1 – Osteopsatirosis or Osteogenesis imperfecta:

In any of its manifestations, in Rubin’s classification, it is a hereditary disease that predominates in the diaphysis of long bones and determines changes in bone morphology due to deficient sub-periosteal bone apposition. Longitudinal bone growth occurs at the level of the epiphyseal line, where cartilage transforms into bone tissue. Transverse growth, however, depends on endosteal resorption and subperiosteal bone apposition. Failure of this modeling mechanism in bones leads to impaired growth in the transverse direction. Due to this pathogenesis, the bones become very thin and fragile, subject to frequent fractures.

2 – Osteopetrosis or Albers Schomberg Disease:

It is a disease characterized by changes in the epiphyseal line of bones of endochondral origin. The lesions are condensing due to the failure in the activity of osteoclasts which, under normal conditions, act in the physiological resorption of bones. With apposition prevailing over resorption, the bones initially condense in the metaphysis and, progressively, throughout the entire bone, whose consistency becomes stony. In addition to anemia, which results from the reduction and even absence of marrow spaces, the seat of hematopoiesis, denser bones lose their elasticity and can fracture.

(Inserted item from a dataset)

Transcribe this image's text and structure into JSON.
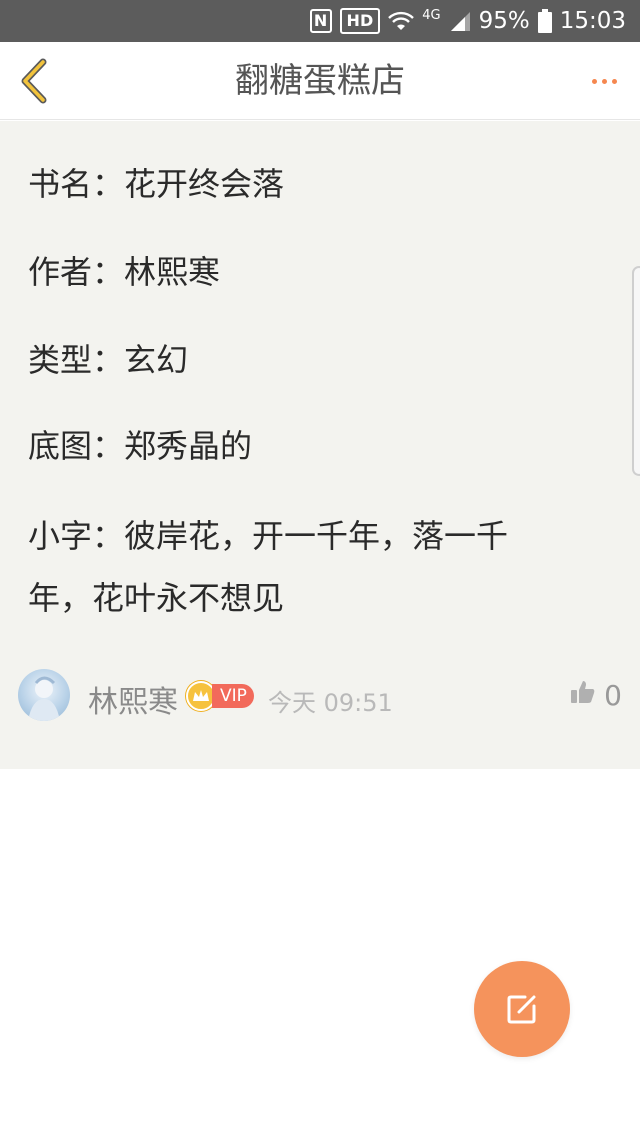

3 – Fibrous dysplasia, mono or polyostotic:

It is a condition in which there is partial replacement of the bone by fibrous proliferation between osteoid beams with little mineralization and has lower radiographic density. With growth and skeletal maturation, progressive ossification generally occurs, which may even resemble normal bone structure. The injured area has a lower density than that of normal bone and, therefore, the main anatomical manifestation is deformity, which sometimes leads to fracture.

METABOLIC CHANGES :

For bones to maintain a normal structure, the apposition and reabsorption mechanisms must be in balance. Apposition depends on the activity of osteoblasts that elaborate the

collagen fibers, protein matrix of bones. Along the collagen fibers there will be deposition of minerals, tricalcium phosphate, in the form of hydroxyapatite crystals. Protein collagen fibers account for 95% of the structure of the bone matrix. The remaining 5% are mucopolysaccharides, hyaluronic and chondroitinsulfuric acid, which predominate in the “cement lines” or “reverse lines”, which delimit the different bands of matrix apposition, maintaining normal bone growth. Simultaneously, bone resorption is carried out by osteoclasts under stimulation of parathyroid hormone. These mechanisms of apposition and reabsorption, which represent the so-called bone remodeling ( turnover ), are intense in the first decade of life, less in the second and progressively less with advancing age, but always present throughout our lives.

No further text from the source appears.